CherryPicker : A Coreference Resolution Tool
All coreference models included in CherryPicker employ linguistic features that are largely motivated by those described in the Ng & Cardie ACL 2002 paper, and were trained using SVMlight on the English portion of the ACE 2005 multilingual training corpus. Since ACE 2005 restricts coreference to noun phrases that belong to one of seven semantic classes (namely, PERSON, ORGANIZATION, GPE (geo-political entity), FACILITY, LOCATION, VEHICLE, and WEAPON), the resulting coreference models will generate coreference chains only for noun phrases belonging to these semantic classes.
CherryPicker also includes a mention detector that was trained using CRF++ on the same training data to identify noun phrases that belong to these seven semantic classes, so there is no need for the user to provide noun phrases as input. For feature generation, CherryPicker relies on the following NLP tools:
1. The Stanford Log-linear Part-Of-Speech Tagger 2. The Stanford Named Entity Recognizer (NER) 3. The Charniak Statistical Syntactic Parser 4. The MINIPAR ParserAll these software tools, as well as SVMlight and CRF++, are included as part of our software package.

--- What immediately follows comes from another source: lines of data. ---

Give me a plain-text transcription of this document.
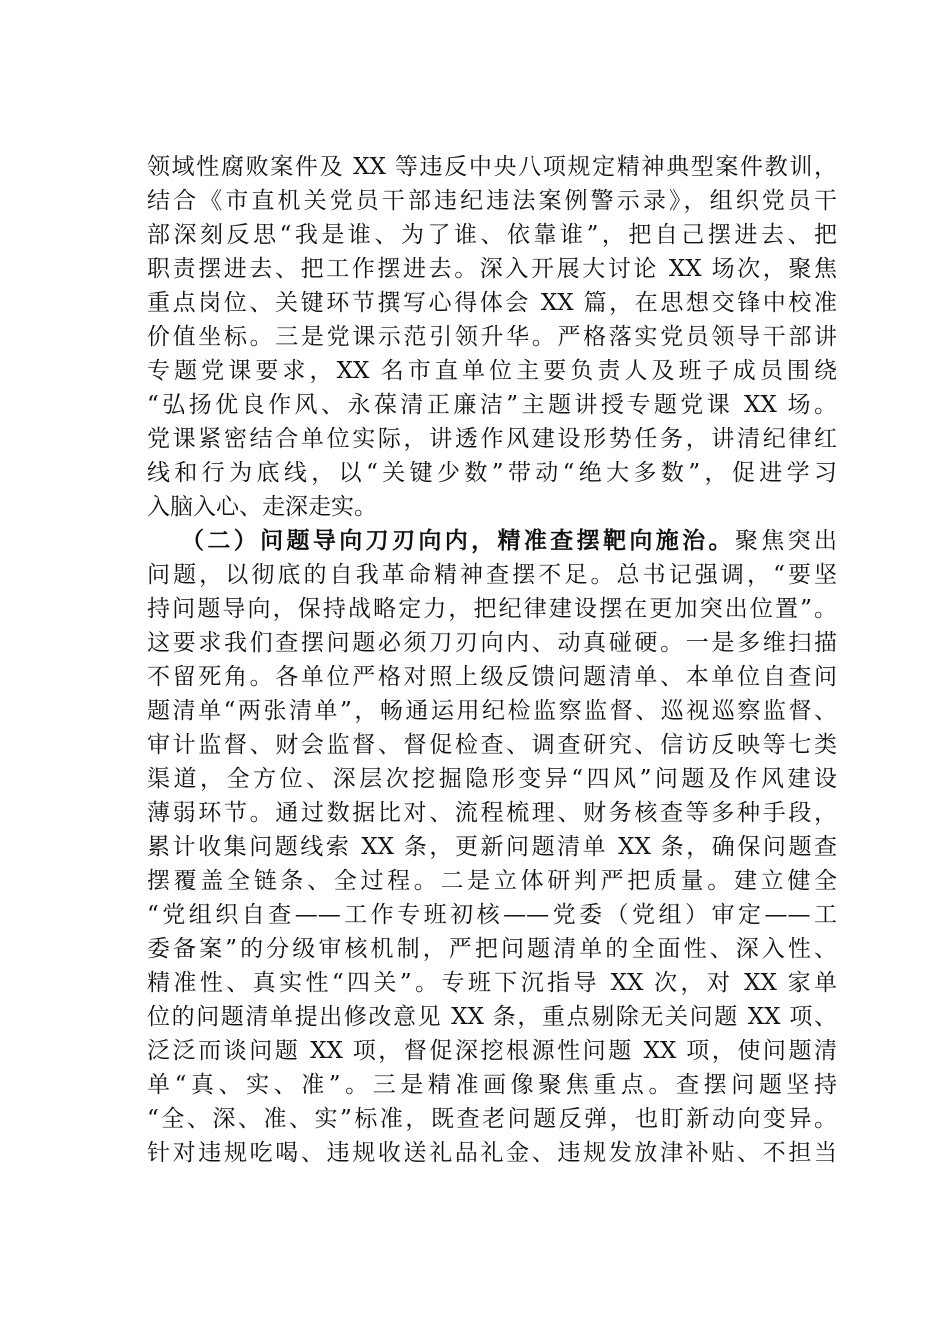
领域性腐败案件及 XX 等违反中央八项规定精神典型案件教训，
结合《市直机关党员干部违纪违法案例警示录》，组织党员干
部深刻反思“我是谁、为了谁、依靠谁”，把自己摆进去、把
职责摆进去、把工作摆进去。深入开展大讨论 XX 场次，聚焦
重点岗位、关键环节撰写心得体会 XX 篇，在思想交锋中校准
价值坐标。三是党课示范引领升华。严格落实党员领导干部讲
专题党课要求，XX 名市直单位主要负责人及班子成员围绕
“弘扬优良作风、永葆清正廉洁”主题讲授专题党课 XX 场。
党课紧密结合单位实际，讲透作风建设形势任务，讲清纪律红
线和行为底线，以“关键少数”带动“绝大多数”，促进学习
入脑入心、走深走实。
（二）问题导向刀刃向内，精准查摆靶向施治。聚焦突出
问题，以彻底的自我革命精神查摆不足。总书记强调，“要坚
持问题导向，保持战略定力，把纪律建设摆在更加突出位置”。
这要求我们查摆问题必须刀刃向内、动真碰硬。一是多维扫描
不留死角。各单位严格对照上级反馈问题清单、本单位自查问
题清单“两张清单”，畅通运用纪检监察监督、巡视巡察监督、
审计监督、财会监督、督促检查、调查研究、信访反映等七类
渠道，全方位、深层次挖掘隐形变异“四风”问题及作风建设
薄弱环节。通过数据比对、流程梳理、财务核查等多种手段，
累计收集问题线索 XX 条，更新问题清单 XX 条，确保问题查
摆覆盖全链条、全过程。二是立体研判严把质量。建立健全
“党组织自查——工作专班初核——党委（党组）审定——工
委备案”的分级审核机制，严把问题清单的全面性、深入性、
精准性、真实性“四关”。专班下沉指导 XX 次，对 XX 家单
位的问题清单提出修改意见 XX 条，重点剔除无关问题 XX 项、
泛泛而谈问题 XX 项，督促深挖根源性问题 XX 项，使问题清
单“真、实、准”。三是精准画像聚焦重点。查摆问题坚持
“全、深、准、实”标准，既查老问题反弹，也盯新动向变异。
针对违规吃喝、违规收送礼品礼金、违规发放津补贴、不担当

CherryPicker only assumes as input a text that is sentence-delimited, with one sentence per line, and produces coreference chains in the MUC format. See the README file for details.
CherryPicker may be freely downloaded and used for all educational and research activities, but may not be used for commerical or for-profit purposes. Please acknowledge your use of the software by citing the following paper, which contains the technical ideas behind our cluster-ranking model:
Altaf Rahman and Vincent Ng. Supervised Models for Coreference Resolution. Proceedings of the 2009 Conference on Empirical Methods in Natural Language Processing, pp. 968-977, 2009.
As described in the README file, a simple Java command will run the tool. Various options can be tweaked using arguments.